N. Korea parliament meets but Kim absent ahead of summits

575

 SEOUL, South Korea, April 12, 2018 (BSS/AFP) – North Korea’s parliament has met to rubber-stamp Kim Jong Un’s policies, but the leader himself was conspicuously absent as he prepares for two key summits with South Korea and the US.

Kim had been present at six out of eight previous Supreme People’s Assembly (SPA) sessions held since he officially became party head six years ago, according to the South’s Unification Ministry.

But he appeared to skip Wednesday’s meeting, with the official KCNA news agency failing to mention his attendance in its report of the meeting Thursday.

Photos carried by the North’s official Rodong Sinmun newspaper showed an empty seat at the centre of the head table in Pyongyang’s cavernous Mansudae Assembly Hall, presumed to be Kim’s.

Instead, the session focussed on North Korea’s budget and changes in leadership personnel.

Kim is due to meet with the South’s Moon Jae-in later this month, and is expected to meet US President Donald Trump weeks later.

On Monday he briefed party members on talks with the South and the “prospect” of dialogue with the US, in an unusually well-publicised politburo meeting.

Officials in the South had earlier said they were watching the SPA closely for “any changes to policy directions”.

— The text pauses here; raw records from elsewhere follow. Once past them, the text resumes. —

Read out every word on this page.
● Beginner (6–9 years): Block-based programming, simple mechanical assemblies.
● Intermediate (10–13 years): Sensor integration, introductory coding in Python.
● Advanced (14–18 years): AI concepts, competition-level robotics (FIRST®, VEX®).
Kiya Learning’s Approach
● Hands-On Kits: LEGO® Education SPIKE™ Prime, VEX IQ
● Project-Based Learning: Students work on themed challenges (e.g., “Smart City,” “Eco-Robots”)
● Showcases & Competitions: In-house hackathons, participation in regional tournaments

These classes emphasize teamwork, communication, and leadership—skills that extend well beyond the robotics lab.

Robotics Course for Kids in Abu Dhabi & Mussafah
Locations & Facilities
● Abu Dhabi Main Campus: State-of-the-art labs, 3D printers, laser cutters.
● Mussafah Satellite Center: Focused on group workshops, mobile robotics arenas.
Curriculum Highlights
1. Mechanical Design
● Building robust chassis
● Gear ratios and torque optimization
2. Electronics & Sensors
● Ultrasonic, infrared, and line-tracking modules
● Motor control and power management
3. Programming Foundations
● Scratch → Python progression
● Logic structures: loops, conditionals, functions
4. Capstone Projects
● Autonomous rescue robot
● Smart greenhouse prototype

But KCNA reports on the meeting focussed on budgetary matters, with the nuclear-armed state’s national defence allocation remaining almost unchanged at 15.9 percent.

The North confirmed that Hwang Pyong So — once seen as one of Kim’s closest aides — had been “dismissed” from his post as the vice chairman of the State Affairs Commission along with three other officials.

Seoul’s spy agency said last year that Hwang and Kim Won Hong, the head and deputy head of the military’s powerful General Political Bureau, had been punished for showing “impudence” towards the party.

All of the dismissals were made “at the proposal of the chairman of the State Affairs Commission”, a post held by Kim Jong Un.

The SPA is technically North Korea’s highest state institution.

But votes at the rubber-stamp institution are invariably unanimous, with delegates from across the country travelling to Pyongyang simply to listen to speeches and wave through decisions by a show of hands.